VITTORIO ZEDDA: “La scuola dagli anatemi sul Presepe alle aule di preghiera islamica”

Ho terminato 24 anni fa di fare il capo d’istituto. Fu un’esperienza di grande rilievo su cui ancora ho molti motivi per soffermarmi a riflettere, come si fa quando un compito affrontato non pare definitivamente concluso. Anche se, da pensionato, a poco mi serve aver ancora qualche freccia al mio arco, e bersagli da centrare.

Tra i tanti, cito un dato d’esperienza che può sembrare secondario, e non è. Me n’ero già accorto tanto tempo fa, quando iniziai la mia carriera come insegnante: c’erano troppi docenti che avevano una conoscenza scarsa delle norme, persino quelle basilari, che regolavano l’esercizio della professione docente nella scuola pubblica di Stato.
Liquidavano le questioni di contenuto giuridico come “garbugli burocratici”, irrilevanti in un contesto didattico, quindi da accantonare o da aggirare. Per me, fresco di studi sulla legislazione scolastica, per il concorso magistrale da poco superato, quegli atteggiamenti dei colleghi parevano contraddittori.

Vincitore di un concorso a 19 anni, potevo però considerare col dovuto rispetto l’esperienza e la competenza dei miei colleghi, tanto più anziani di me. Forse ero “ricco” di teoria, ma povero di pratica. Ciò non di meno, nello “spirito delle leggi” sull’istruzione mi pareva ben presente l’intento giuridico di indirizzare il funzionamento dell’istituzione scuola, nella dovuta attenzione al personale scolastico, verso il conseguimento dei migliori risultati possibili, per gli alunni, le famiglie e la società.

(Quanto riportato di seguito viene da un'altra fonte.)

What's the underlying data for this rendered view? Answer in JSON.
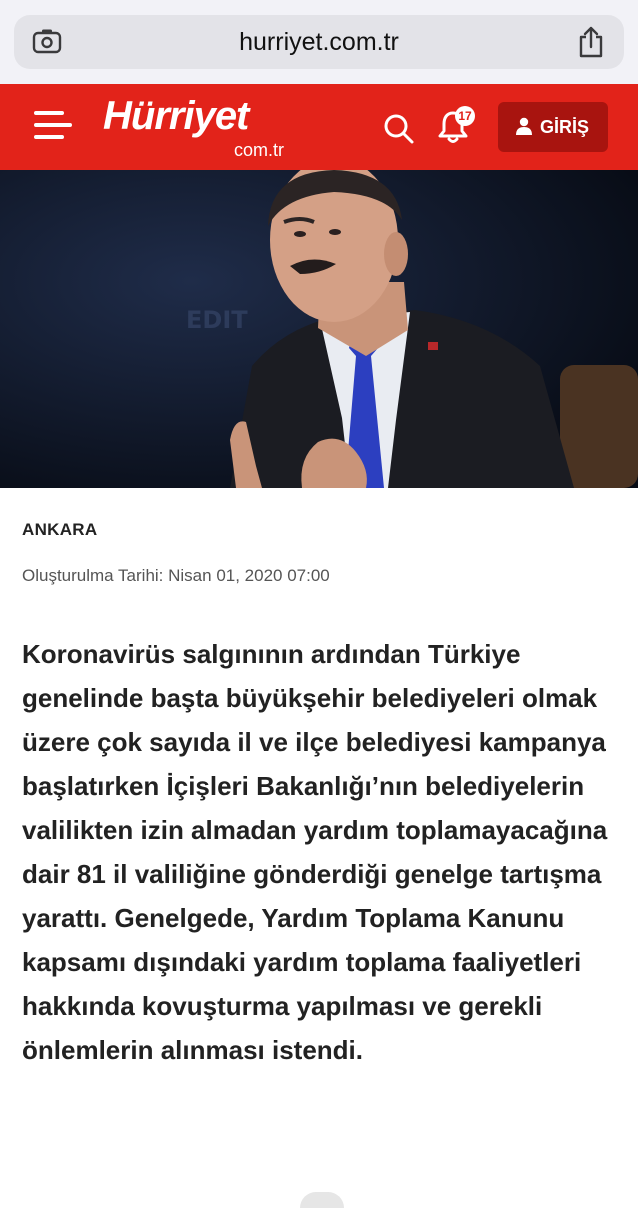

Nominato Direttore Didattico, funzione poi riformata in quella di Dirigente Scolastico, iniziai fin dalle prime riunioni del collegio dei docenti, a richiamare secondo criteri di contesto e di opportunità, con il garbo e le prudenze del caso, l’attenzione sulle “regole” da rispettare, motivandole e sottolineandone il sostrato tendenzialmente aperto e finalizzato all’innovazione e al bene comune.
Su questa lettura del rapporto fra l’apparente staticità della legge e l’istanza anche giuridica dell’innovazione, basai l’interpretazione del mio ruolo dirigenziale e poi anche la fondazione di una rinnovata forma di associazionismo professionale dei Dirigenti Scolastici.
Tanto gli insegnanti quanto il dirigente, facevo notare, lavoravano alle dipendenze dello Stato, tramite una struttura operativa e amministrativa ministeriale che agiva attraverso una rete di scuole, docenti, dirigenti, personale amministrativo, uffici regionali, provinciali, ecc., opportunamente distribuiti sull’intero territorio nazionale, il tutto collocato nella rete partecipativa e promozionale degli Organi Collegiali d’ogni livello, da poco riordinati con le riforme del 1974.
La riflessione sul quadro operativo complessivo mi serviva per sottolineare la “coralità” di un compito collettivo che mirava al bene pubblico dell’Italia intera, attraverso l’istruzione dei bambini e dei ragazzi delle scuole di ogni ordine e grado.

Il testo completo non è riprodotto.